= William Elwell =

William Elwell (September 15, 1901 - December 29, 1977) was a prominent American Anglo-Catholic priest who originated devotion to Our Lady of Walsingham in the American Episcopal Church. A native of Sheboygan, Wisconsin, he was ordained to the priesthood on May 22, 1927, after studies at Nashotah House Theological Seminary.

== Life ==
He was appointed rector of Grace Episcopal Church in Sheboygan, Wisconsin in March, 1938 after serving as assistant under the Rev. A. Parker Curtiss since 1929. During his tenure from 1938 to 1955, the name of the church shifted from the standard "Grace Episcopal Church" to a dedication to "Our Lady of Grace." He instituted a Marian pilgrimage and procession in 1951 that is still observed annually as of 2022. Elwell was the only Wisconsin candidate for coadjutor bishop election in the Episcopal Diocese of Fond du Lac, but withdrew in favor of William Hampton Brady who succeeded as diocesan in 1957.

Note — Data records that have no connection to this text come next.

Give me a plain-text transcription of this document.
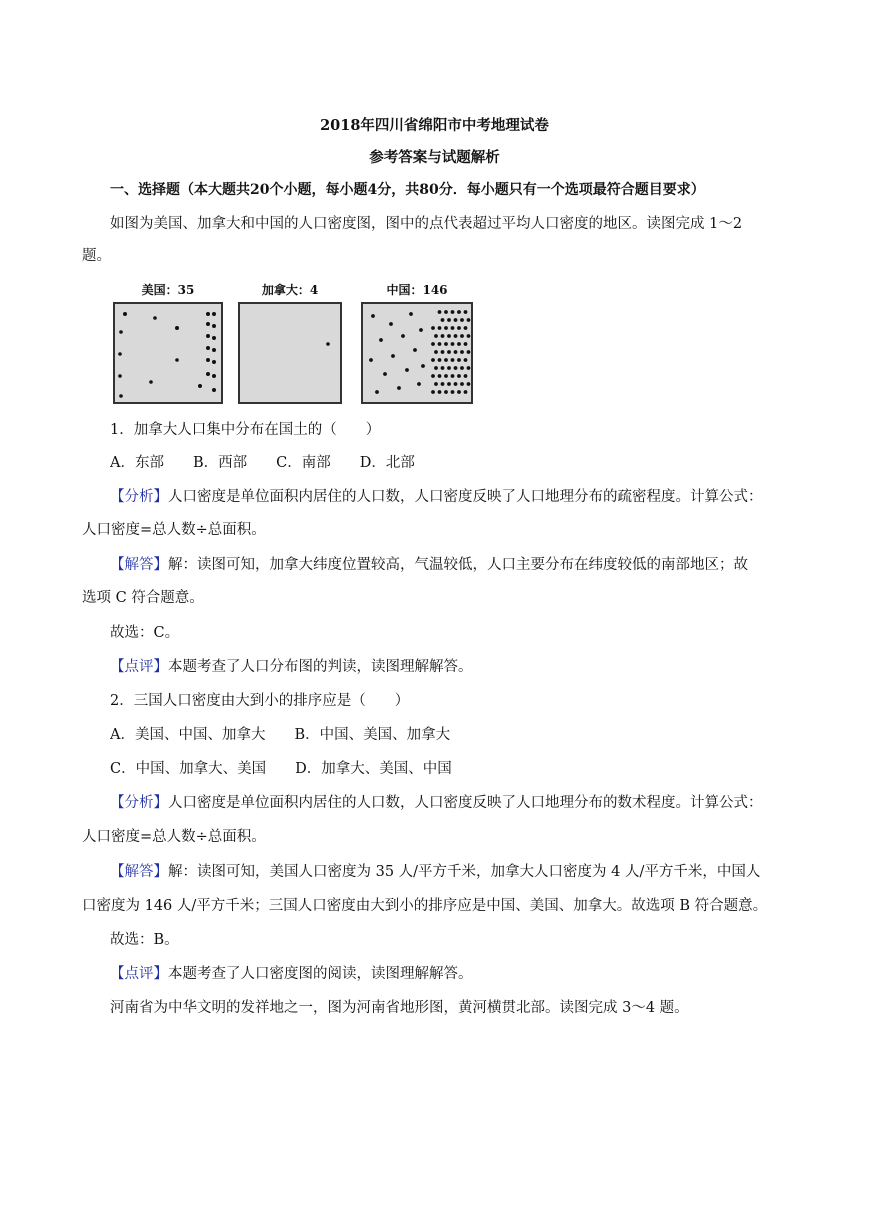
2018年四川省绵阳市中考地理试卷
参考答案与试题解析
一、选择题（本大题共20个小题，每小题4分，共80分．每小题只有一个选项最符合题目要求）
如图为美国、加拿大和中国的人口密度图，图中的点代表超过平均人口密度的地区。读图完成 1～2
题。
美国：35	加拿大：4	中国：146
1．加拿大人口集中分布在国土的（　　）
A．东部　　B．西部　　C．南部　　D．北部
【分析】人口密度是单位面积内居住的人口数，人口密度反映了人口地理分布的疏密程度。计算公式：
人口密度=总人数÷总面积。
【解答】解：读图可知，加拿大纬度位置较高，气温较低，人口主要分布在纬度较低的南部地区；故
选项 C 符合题意。
故选：C。
【点评】本题考查了人口分布图的判读，读图理解解答。
2．三国人口密度由大到小的排序应是（　　）
A．美国、中国、加拿大　　B．中国、美国、加拿大
C．中国、加拿大、美国　　D．加拿大、美国、中国
【分析】人口密度是单位面积内居住的人口数，人口密度反映了人口地理分布的数术程度。计算公式：
人口密度=总人数÷总面积。
【解答】解：读图可知，美国人口密度为 35 人/平方千米，加拿大人口密度为 4 人/平方千米，中国人
口密度为 146 人/平方千米；三国人口密度由大到小的排序应是中国、美国、加拿大。故选项 B 符合题意。
故选：B。
【点评】本题考查了人口密度图的阅读，读图理解解答。
河南省为中华文明的发祥地之一，图为河南省地形图，黄河横贯北部。读图完成 3～4 题。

Elwell became rector of S. Clement's Church, Philadelphia in 1955 (instituted Epiphany 1956) and served until Parkinson's disease forced his retirement in 1964. He was a canon of St. Paul's Cathedral, Fond du Lac, Wisconsin and a guardian of the Shrine of Our Lady of Walsingham in Norfolk, England. He was also a prominent member of the American Church Union.

== Death ==
He was buried at Wildwood Cemetery in Sheboygan in the family plot and left no survivors.